IHRAM.CO.ID, JENEWA -- Organisasi Meteorologi Dunia (WMO) mengumumkan 2020 tahun terpanas kedua dalam catatan setelah 2016. Lima data set menempatkan 2020 yang dipenuhi gelombang panas, kebakaran hutan, dan badai sebagai tahun terhangat sejak pencatatan suhu udara dunia dimulai tahun 1854.
"Tampaknya 2020 menjadi satu dari tiga tahun terpanas dalam catatan global," kata WMO, lembaga dibawah naungan PBB yang bermarkas di Jenewa Swiss.
Hal itu disampaikan dalam laporan State of the Global Climate in 2020 yang dirilis Rabu (2/12) kemarin. Dipicu suhu panas yang ekstrem, kebakaran hutan di Australia, Siberia dan Amerika Serikat tahun ini menyebarkan asap ke seluruh dunia.

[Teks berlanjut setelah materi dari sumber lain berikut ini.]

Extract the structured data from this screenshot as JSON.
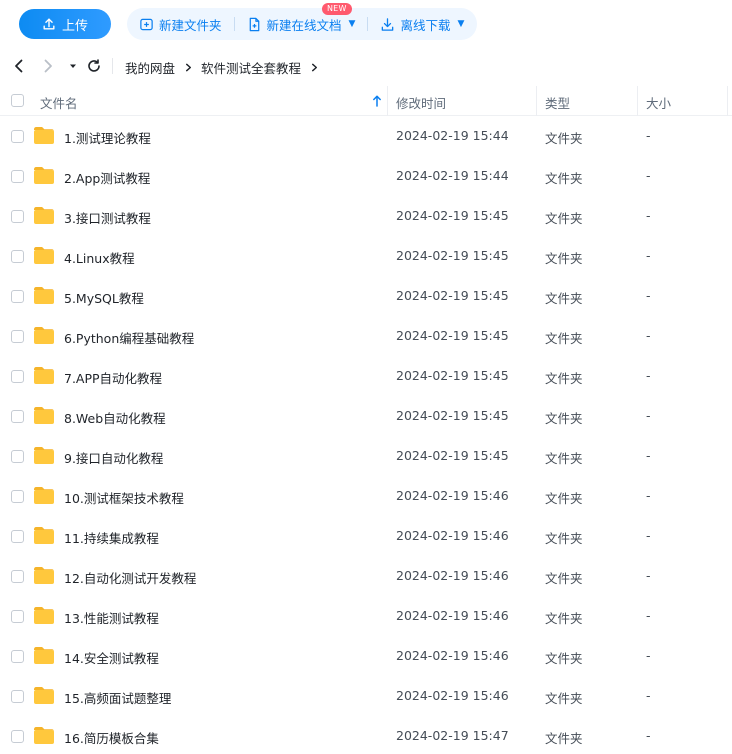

Dalam pidatonya di Columbia University, New York, Sekretaris Jenderal PBB Antonio Guterres mengatakan emisi gas efek rumah kaca yang harus disalahkan atas gelombang panas ini. Ia menegaskan harus ada kebijakan untuk mengatasi tantangan tersebut.
"Untuk sederhananya kondisi planet rusak, kemanusiaan sedang berperang melawan alam, ini bunuh diri," katanya.
Dalam laporannya, WMO mengatakan panas air laut yang mencapai rekornya menjadi salah satu tanda yang kurang terlihat. Lebih dari 80 persen laut di seluruh dunia mengalami gelombang panas maritim.
"2020, sayangnya telah menjadi tahun yang luar biasa bagi iklim kami," kata Sekretaris Jenderal WMO Petteri Taalas.
Ia mendesak pemerintah di seluruh dunia berusaha lebih keras dalam upaya mengurangi emisi karbon. Bulan lalu, WMO mengatakan konsentrasi gas rumah kaca merangkak naik pada tahun 2019 dan semakin tinggi pada tahun ini walaupun emisi turun karena karantina nasional Covid-19.
Dalam laporan terbarunya WMO mengatakan pada Januari hingga Oktober tahun ini suhu udara dunia lebih tinggi 1,2 derajat Celsius dibandingkan suhu udara pada tahun 1850 hingga 1900. Sehingga, 2020 menjadi tahun terpanas dalam catatan setelah 2016.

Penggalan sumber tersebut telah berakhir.